End-stage renal disease is fraught with a myriad of attending side problems, not the least of which is severe anemia. Almost all kidney failure patients have erythopoietin (“EPO”) injected into their blood lines during the dialysis run. EPO is a recombinant human DNA product that fools the body into creating more red blood cells in the bone marrow. It’s one of those incredibly expensive wonder drugs, but as it turns out, may not be so wonderful after all.
A recent Correction of Hemoglobin and Outcomes in Renal Insufficiency (CHOIR) study indicates that patients using erythopoietin outside of the recommended dosage levels have a higher number of deaths, strokes, heart attacks and hospitalization due to congestive heart failure. The study used chronic kidney disease patients, not dialysis patients, but the results would seem to transfer across the patient universes.
From the study:
“The study was conducted to understand whether anemic patients with chronic kidney disease not on dialysis, treated with Procrit (Epoetin alfa) to an investigational target hemoglobin level of 13.5 grams per deciliter of blood (g/dL), had improved mortality and specific cardiovascular outcomes compared to patients treated to a target hemoglobin level of 11.3 g/dL.”

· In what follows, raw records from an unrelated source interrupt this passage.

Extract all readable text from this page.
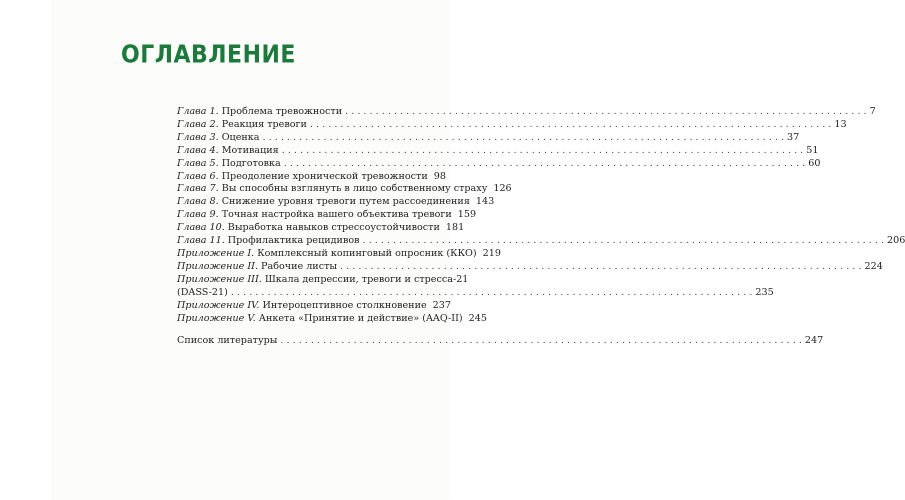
ОГЛАВЛЕНИЕ
Глава 1. Проблема тревожности . . .	7
Глава 2. Реакция тревоги . . .	13
Глава 3. Оценка . . .	37
Глава 4. Мотивация . . .	51
Глава 5. Подготовка . . .	60
Глава 6. Преодоление хронической тревожности 98
Глава 7. Вы способны взглянуть в лицо собственному страху 126
Глава 8. Снижение уровня тревоги путем рассоединения 143
Глава 9. Точная настройка вашего объектива тревоги 159
Глава 10. Выработка навыков стрессоустойчивости 181
Глава 11. Профилактика рецидивов . . .	206
Приложение I. Комплексный копинговый опросник (ККО) 219
Приложение II. Рабочие листы . . .	224
Приложение III. Шкала депрессии, тревоги и стресса-21
(DASS-21) . . .	235
Приложение IV. Интероцептивное столкновение 237
Приложение V. Анкета «Принятие и действие» (AAQ-II) 245
Список литературы . . .	247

In my case, my hemoglobin level fluctuates between 11.3 and 11.8 g/dL with massive injections of EPO twice a week, well within the recommended dosage level to attain a level between 10 and 12 g/dL. Problem is that I feel an order of magnitude better with a hemoglobin level of 13 compared to a hemoglobin level of 12.
Well, like Hunter said, “if the thunder don’t get you, then the lightning will.”